I'm dabbling with ML and was able to take a tutorial and get it to work for my needs. It's a simple recommender system using TfidfVectorizer and linear_kernel. I run into a problem with how I go about deploying it through Sagemaker with an end point.
import pandas as pd
from sklearn.feature_extraction.text import TfidfVectorizer
from sklearn.metrics.pairwise import linear_kernel
import json
import csv
with open('data/big_data.json') as json_file:
data = json.load(json_file)
ds = pd.DataFrame(data)
tf = TfidfVectorizer(analyzer='word', ngram_range=(1, 3), min_df=0, stop_words='english')
tfidf_matrix = tf.fit_transform(ds['content'])
cosine_similarities = linear_kernel(tfidf_matrix, tfidf_matrix)
results = {}
for idx, row in ds.iterrows():
similar_indices = cosine_similarities[idx].argsort()[:-100:-1]
similar_items = [(cosine_similarities[idx][i], ds['id'][i]) for i in similar_indices]
results[row['id']] = similar_items[1:]
def item(id):
return ds.loc[ds['id'] == id]['id'].tolist()[0]
def recommend(item_id, num):
print("Recommending " + str(num) + " products similar to " + item(item_id) + "...")
print("-------")
recs = results[item_id][:num]
for rec in recs:
print("Recommended: " + item(rec[1]) + " (score:" + str(rec[0]) + ")")

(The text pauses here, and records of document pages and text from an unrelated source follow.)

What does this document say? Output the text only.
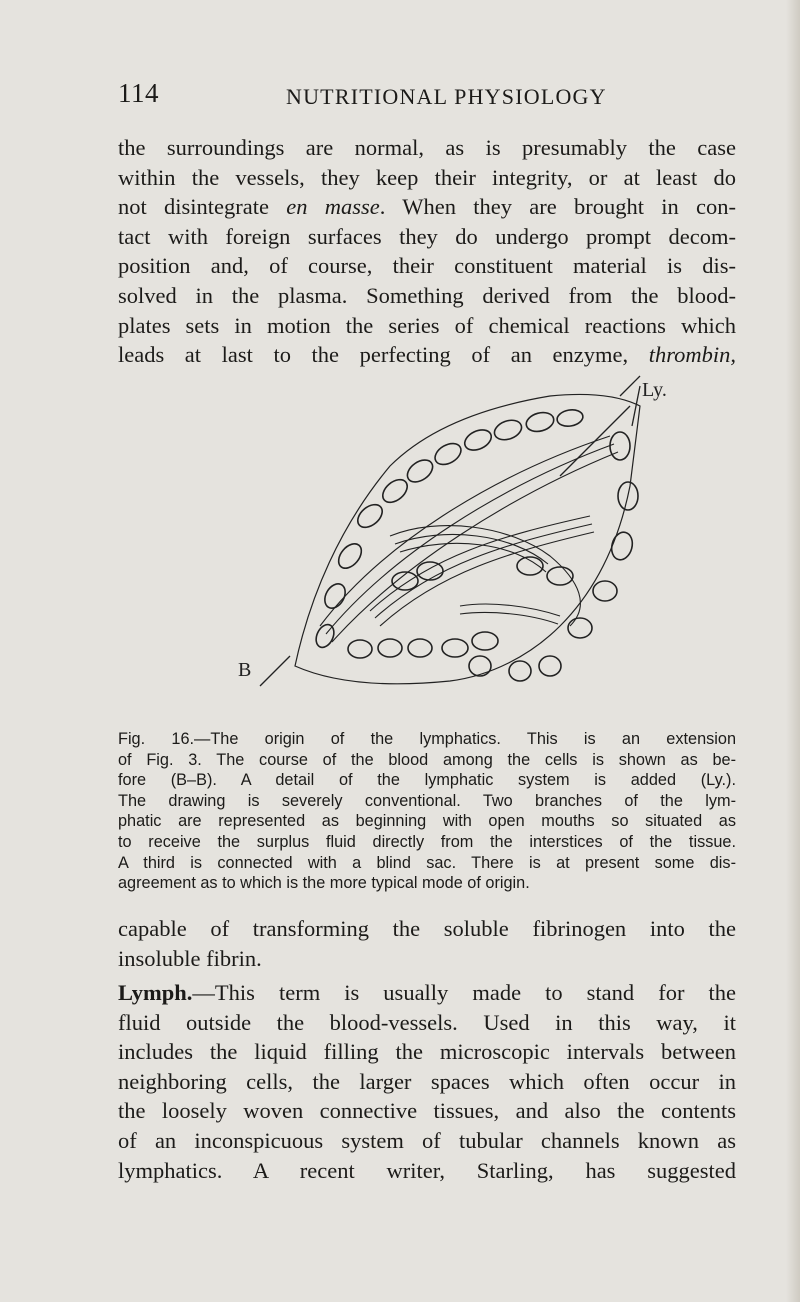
114	NUTRITIONAL PHYSIOLOGY
the surroundings are normal, as is presumably the case
within the vessels, they keep their integrity, or at least do
not disintegrate en masse. When they are brought in con-
tact with foreign surfaces they do undergo prompt decom-
position and, of course, their constituent material is dis-
solved in the plasma. Something derived from the blood-
plates sets in motion the series of chemical reactions which
leads at last to the perfecting of an enzyme, thrombin,
Ly.
B
Fig. 16.—The origin of the lymphatics. This is an extension
of Fig. 3. The course of the blood among the cells is shown as be-
fore (B–B). A detail of the lymphatic system is added (Ly.).
The drawing is severely conventional. Two branches of the lym-
phatic are represented as beginning with open mouths so situated as
to receive the surplus fluid directly from the interstices of the tissue.
A third is connected with a blind sac. There is at present some dis-
agreement as to which is the more typical mode of origin.
capable of transforming the soluble fibrinogen into the
insoluble fibrin.
Lymph.—This term is usually made to stand for the
fluid outside the blood-vessels. Used in this way, it
includes the liquid filling the microscopic intervals between
neighboring cells, the larger spaces which often occur in
the loosely woven connective tissues, and also the contents
of an inconspicuous system of tubular channels known as
lymphatics. A recent writer, Starling, has suggested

recommend(item_id='129035', num=5)
As a starting point I'm not sure if the output from tf.fit_transform(ds['content'])
is considered the model or the output from linear_kernel(tfidf_matrix, tfidf_matrix)
.
I came to the conclusion that I didn't need to deploy this through SageMaker. Since the final linear_kernel output was a Dictionary I could do quick ID lookups to find correlations.
I have it working on AWS with API Gateway/Lambda, DynamoDB and an EC2 server to collect, process and plug the data into DynamoDB for fast lookups. No expensive SageMaker endpoint needed.